MORGANTOWN, W.Va. — As a freshman at New Mexico State, Jermaine Haley scored a combined 16 points in two games against Grand Canyon.

That’s the only up-close-and-personal experience any West Virginia player has against the Antelopes.

“There’s only a couple of guys still left there from when I was there,” Haley said Tuesday, on the eve of the Mountaineers facing Grand Canyon in the College Basketball Invitational. “From what I remember, they’re definitely a good team and we shouldn’t take them lightly at all.”

The thought of West Virginia (14-20) taking anyone lightly is a sort of brain-twister after its first losing season since 2012-13. But as the only team from a Power Five conference playing in the CBI, and after WVU knocked off two NCAA tournament teams last week to reach the Big 12 semifinals, the Mountaineers suddenly find themselves as a favorite again.

They’re 5-point favorites for Wednesday night, despite Grand Canyon ranking 96th in the NET formula used by the NCAA, 10 spots above WVU (106th).

The Mountaineers haven’t been favored since Jan. 21 against Baylor, a stretch of 15 games.

“It’s a little weird,” guard Chase Harler said. “The second half of the season, I felt like we were a pretty dangerous team, because we didn’t have anything to lose.

“The first half of the season wasn’t great, but we’re playing more freely now. I guess being a favorite now is a better feeling than being completely the underdog, but we can’t take this tournament lightly.”

Grand Canyon (20-13) is coached by former NBA all-star Dan Majerle, but the roster earned the Mountaineers’ respect after players began watching video clips. “Personally, I feel like this is going to be one of the hardest games,” Harler said.


The winner advances to Monday’s quarterfinal round, against the winner of Coastal Carolina-Howard.

West Virginia’s experience in the CBI is not one of disappointment, but rather an extension of a season that began to show potential in late February.

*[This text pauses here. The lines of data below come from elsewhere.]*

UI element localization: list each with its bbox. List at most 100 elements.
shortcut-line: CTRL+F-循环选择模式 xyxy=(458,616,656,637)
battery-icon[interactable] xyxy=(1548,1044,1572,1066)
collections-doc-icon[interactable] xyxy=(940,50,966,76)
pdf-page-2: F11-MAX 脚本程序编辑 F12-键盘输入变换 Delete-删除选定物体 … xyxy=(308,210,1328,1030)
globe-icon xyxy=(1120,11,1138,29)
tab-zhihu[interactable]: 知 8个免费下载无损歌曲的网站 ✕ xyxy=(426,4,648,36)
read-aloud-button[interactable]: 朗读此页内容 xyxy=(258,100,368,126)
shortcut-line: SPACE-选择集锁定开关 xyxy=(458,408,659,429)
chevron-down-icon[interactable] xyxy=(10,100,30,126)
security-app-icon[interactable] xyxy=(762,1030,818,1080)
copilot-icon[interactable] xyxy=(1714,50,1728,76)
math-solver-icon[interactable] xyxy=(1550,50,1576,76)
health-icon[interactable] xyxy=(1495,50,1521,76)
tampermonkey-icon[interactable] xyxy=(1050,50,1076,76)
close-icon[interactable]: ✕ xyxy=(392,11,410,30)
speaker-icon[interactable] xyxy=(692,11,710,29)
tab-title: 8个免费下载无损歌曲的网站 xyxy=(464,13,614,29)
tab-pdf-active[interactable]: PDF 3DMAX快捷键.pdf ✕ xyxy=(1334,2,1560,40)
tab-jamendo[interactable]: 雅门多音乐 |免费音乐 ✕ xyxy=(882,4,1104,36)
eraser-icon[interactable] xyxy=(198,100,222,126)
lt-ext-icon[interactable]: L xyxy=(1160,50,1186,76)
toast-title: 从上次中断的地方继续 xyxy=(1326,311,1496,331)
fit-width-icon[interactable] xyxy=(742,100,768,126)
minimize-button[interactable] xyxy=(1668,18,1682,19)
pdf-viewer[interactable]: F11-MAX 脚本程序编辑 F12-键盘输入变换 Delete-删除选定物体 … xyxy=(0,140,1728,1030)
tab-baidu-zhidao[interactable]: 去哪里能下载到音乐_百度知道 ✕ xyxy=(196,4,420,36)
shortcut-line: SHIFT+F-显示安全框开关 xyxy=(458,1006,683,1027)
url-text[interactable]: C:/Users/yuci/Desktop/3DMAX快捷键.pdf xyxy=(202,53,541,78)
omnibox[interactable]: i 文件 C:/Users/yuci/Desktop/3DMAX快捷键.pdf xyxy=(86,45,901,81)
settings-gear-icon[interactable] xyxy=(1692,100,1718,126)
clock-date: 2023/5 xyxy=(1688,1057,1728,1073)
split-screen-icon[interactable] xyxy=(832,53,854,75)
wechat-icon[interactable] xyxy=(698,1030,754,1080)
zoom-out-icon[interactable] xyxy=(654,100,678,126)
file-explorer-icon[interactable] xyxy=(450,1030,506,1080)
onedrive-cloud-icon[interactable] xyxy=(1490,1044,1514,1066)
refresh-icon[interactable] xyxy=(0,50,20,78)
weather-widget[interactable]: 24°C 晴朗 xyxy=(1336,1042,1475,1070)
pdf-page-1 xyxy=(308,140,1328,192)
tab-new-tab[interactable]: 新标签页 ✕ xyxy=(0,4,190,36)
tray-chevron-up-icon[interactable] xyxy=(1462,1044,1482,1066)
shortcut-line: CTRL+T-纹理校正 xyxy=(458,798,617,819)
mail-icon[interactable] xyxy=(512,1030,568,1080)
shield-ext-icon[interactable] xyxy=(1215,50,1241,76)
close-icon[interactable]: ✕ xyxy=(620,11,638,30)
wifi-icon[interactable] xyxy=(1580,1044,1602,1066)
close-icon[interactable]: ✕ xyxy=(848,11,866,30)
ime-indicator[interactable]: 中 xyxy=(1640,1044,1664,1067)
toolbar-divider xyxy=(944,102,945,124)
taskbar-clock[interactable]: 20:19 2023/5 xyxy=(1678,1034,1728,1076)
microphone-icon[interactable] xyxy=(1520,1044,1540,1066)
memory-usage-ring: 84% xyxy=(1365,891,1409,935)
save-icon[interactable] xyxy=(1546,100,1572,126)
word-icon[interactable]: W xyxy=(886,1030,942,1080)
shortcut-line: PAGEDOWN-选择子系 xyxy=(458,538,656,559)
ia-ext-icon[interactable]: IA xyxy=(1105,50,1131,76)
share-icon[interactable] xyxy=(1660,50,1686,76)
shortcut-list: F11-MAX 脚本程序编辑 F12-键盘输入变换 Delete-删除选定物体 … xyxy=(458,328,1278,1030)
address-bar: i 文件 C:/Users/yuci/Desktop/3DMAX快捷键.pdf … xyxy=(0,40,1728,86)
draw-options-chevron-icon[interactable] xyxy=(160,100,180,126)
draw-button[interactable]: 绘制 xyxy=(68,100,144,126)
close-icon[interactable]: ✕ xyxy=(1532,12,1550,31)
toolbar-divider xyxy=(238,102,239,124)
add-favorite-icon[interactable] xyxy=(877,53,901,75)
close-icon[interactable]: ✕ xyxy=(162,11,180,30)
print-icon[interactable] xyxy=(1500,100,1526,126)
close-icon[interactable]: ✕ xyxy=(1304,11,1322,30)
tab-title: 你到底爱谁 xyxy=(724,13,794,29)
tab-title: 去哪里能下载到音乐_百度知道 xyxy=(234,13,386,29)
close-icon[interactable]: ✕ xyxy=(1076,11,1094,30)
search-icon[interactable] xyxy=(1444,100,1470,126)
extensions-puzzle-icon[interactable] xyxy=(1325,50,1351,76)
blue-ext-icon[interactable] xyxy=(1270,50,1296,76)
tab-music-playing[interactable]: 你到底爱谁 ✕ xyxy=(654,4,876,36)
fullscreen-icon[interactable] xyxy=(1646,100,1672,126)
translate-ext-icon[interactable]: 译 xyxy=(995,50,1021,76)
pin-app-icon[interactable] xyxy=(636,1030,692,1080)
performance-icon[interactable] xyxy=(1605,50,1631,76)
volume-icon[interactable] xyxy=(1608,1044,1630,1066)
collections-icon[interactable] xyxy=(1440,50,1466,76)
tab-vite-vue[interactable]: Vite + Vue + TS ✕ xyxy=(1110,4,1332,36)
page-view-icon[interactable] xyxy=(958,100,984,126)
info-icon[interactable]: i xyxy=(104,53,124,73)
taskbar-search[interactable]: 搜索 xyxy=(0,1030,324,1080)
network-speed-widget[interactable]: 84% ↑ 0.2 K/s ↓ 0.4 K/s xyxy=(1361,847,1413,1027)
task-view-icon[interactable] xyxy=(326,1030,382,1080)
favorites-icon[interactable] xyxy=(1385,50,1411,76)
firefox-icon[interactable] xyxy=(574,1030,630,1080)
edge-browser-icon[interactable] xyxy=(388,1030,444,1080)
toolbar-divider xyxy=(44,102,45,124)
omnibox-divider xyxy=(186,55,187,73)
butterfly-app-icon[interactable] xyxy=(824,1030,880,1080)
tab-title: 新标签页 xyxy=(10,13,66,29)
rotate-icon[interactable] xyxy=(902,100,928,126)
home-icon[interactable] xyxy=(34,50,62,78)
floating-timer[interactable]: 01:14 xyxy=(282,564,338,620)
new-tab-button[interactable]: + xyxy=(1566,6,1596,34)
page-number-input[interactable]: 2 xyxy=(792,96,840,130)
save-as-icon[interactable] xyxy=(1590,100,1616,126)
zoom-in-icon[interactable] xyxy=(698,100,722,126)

“They wanted to keep playing,” West Virginia coach Bob Huggins said. “I think it’s a great opportunity to get them some experience.

“I thought defensively, we’ve been much better. We’re competing harder. By and large, we’ve ran decent offense.”

All of that has come once the Mountaineers’ core became a group of four freshmen, two first-year junior-college transfers and juniors Lamont West and Harler.

WVU got to that group only after dealing with injury issues to Sagaba Konate and Beetle Bolden — Bolden later transferred — as well as the dismissals of forwards Esa Ahmad and Wes Harris.

Freshman guard Trey Doomes announced he was transferring from West Virginia on Monday.

What’s left has taken a keen interest in continuing to play, as well as in the CBI itself.

“Grand Canyon is a very good team. There are some other very competitive teams in there,” Harler said. “We’ll have to come out and play the way we’ve been playing. We all know it’s do or die now at this point. Kind of like the Big 12 [tournament] attitude, we’re just going to go out and play hard and compete to the best of our ability.”

Huggins said Grand Canyon, which took third in the Western Athletic Conference regular season and lost in the finals against New Mexico State, would challenge WVU with its size.

Forwards Michael Finke and Alessandro Lever are both 6-foot-10 and average more than 12 points per game.

Finke is a graduate transfer from Illinois, while Lever is a sophomore from Italy who was the WAC’s Freshman of the Year last season. Junior guard Carlos Johnson – a transfer from Washington – led the Anetlopes in scoring at 14.6 points per game.

“They’ve been good all year,” Huggins said. “They have a little more momentum, but they’ve been good all year. They’re huge. They’re the biggest team we’ll play. There’s no doubt about that.”